Read pdf files with php

Check out FPDF (with FPDI):

http://www.fpdf.org/

http://www.setasign.de/products/pdf-php-solutions/fpdi/

These will let you open an pdf and add content to it in PHP. I'm guessing you can also use their functionality to search through the existing content for the values you need.

Another possible library is TCPDF: https://tcpdf.org/

Update to add a more modern library: PDF Parser


There is a php library (pdfparser) that does exactly what you want.

project website

http://www.pdfparser.org/

github

https://github.com/smalot/pdfparser

Demo page/api

http://www.pdfparser.org/demo

After including pdfparser in your project you can get all text from mypdf.pdf like so:

<?php
$parser = new \installpath\PdfParser\Parser();
$pdf    = $parser->parseFile('mypdf.pdf');  
$text = $pdf->getText();
echo $text;//all text from mypdf.pdf

?>

Simular you can get the metadata from the pdf as wel as getting the pdf objects (for example images).

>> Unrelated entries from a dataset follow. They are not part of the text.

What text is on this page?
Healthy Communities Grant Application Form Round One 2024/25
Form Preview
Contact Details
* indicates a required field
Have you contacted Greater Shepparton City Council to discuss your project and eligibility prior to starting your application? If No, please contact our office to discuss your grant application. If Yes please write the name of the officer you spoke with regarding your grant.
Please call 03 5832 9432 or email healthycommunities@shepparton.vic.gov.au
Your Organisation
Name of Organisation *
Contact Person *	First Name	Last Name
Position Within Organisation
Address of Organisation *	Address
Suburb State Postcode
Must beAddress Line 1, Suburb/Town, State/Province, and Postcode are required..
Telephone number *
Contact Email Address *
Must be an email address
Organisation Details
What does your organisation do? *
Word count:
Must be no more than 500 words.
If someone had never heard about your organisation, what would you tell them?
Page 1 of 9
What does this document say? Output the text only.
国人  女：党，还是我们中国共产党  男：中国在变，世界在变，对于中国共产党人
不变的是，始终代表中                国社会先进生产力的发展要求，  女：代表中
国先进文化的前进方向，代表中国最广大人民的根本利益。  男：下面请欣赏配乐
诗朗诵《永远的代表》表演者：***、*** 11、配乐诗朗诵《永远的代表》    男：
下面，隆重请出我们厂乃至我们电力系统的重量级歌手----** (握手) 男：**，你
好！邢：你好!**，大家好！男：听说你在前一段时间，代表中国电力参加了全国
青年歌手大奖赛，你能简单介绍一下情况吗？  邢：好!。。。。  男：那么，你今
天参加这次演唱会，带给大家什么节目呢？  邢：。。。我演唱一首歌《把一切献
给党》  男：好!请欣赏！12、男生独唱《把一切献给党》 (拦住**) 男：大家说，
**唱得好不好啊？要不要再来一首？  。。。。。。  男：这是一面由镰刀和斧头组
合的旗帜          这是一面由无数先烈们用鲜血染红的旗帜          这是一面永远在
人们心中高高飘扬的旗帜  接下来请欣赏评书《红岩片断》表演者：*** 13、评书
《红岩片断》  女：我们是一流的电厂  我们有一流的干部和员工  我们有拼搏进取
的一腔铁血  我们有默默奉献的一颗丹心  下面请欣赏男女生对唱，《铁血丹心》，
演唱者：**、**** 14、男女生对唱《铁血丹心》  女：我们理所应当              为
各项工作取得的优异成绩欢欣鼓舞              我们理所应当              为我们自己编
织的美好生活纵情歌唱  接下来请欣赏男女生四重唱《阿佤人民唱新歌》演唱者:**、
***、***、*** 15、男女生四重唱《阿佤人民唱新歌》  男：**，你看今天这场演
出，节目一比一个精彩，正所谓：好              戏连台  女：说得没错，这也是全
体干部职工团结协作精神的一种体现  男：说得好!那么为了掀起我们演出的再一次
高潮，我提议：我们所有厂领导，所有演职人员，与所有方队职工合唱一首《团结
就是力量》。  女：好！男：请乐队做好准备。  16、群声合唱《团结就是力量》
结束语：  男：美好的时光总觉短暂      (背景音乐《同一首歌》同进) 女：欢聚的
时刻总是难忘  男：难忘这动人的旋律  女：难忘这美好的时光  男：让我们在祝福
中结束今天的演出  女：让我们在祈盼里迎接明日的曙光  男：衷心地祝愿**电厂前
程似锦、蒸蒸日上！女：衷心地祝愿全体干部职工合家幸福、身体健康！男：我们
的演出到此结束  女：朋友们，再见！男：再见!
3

Not exactly php, but you could exec a program from php to convert the pdf to a temporary html file and then parse the resulting file with php. I've done something similar for a project of mine and this is the program I used:

PdfToHtml

The resulting HTML wraps text elements in < div > tags with absolute position coordinates. It seems like this is exactly what you are trying to do.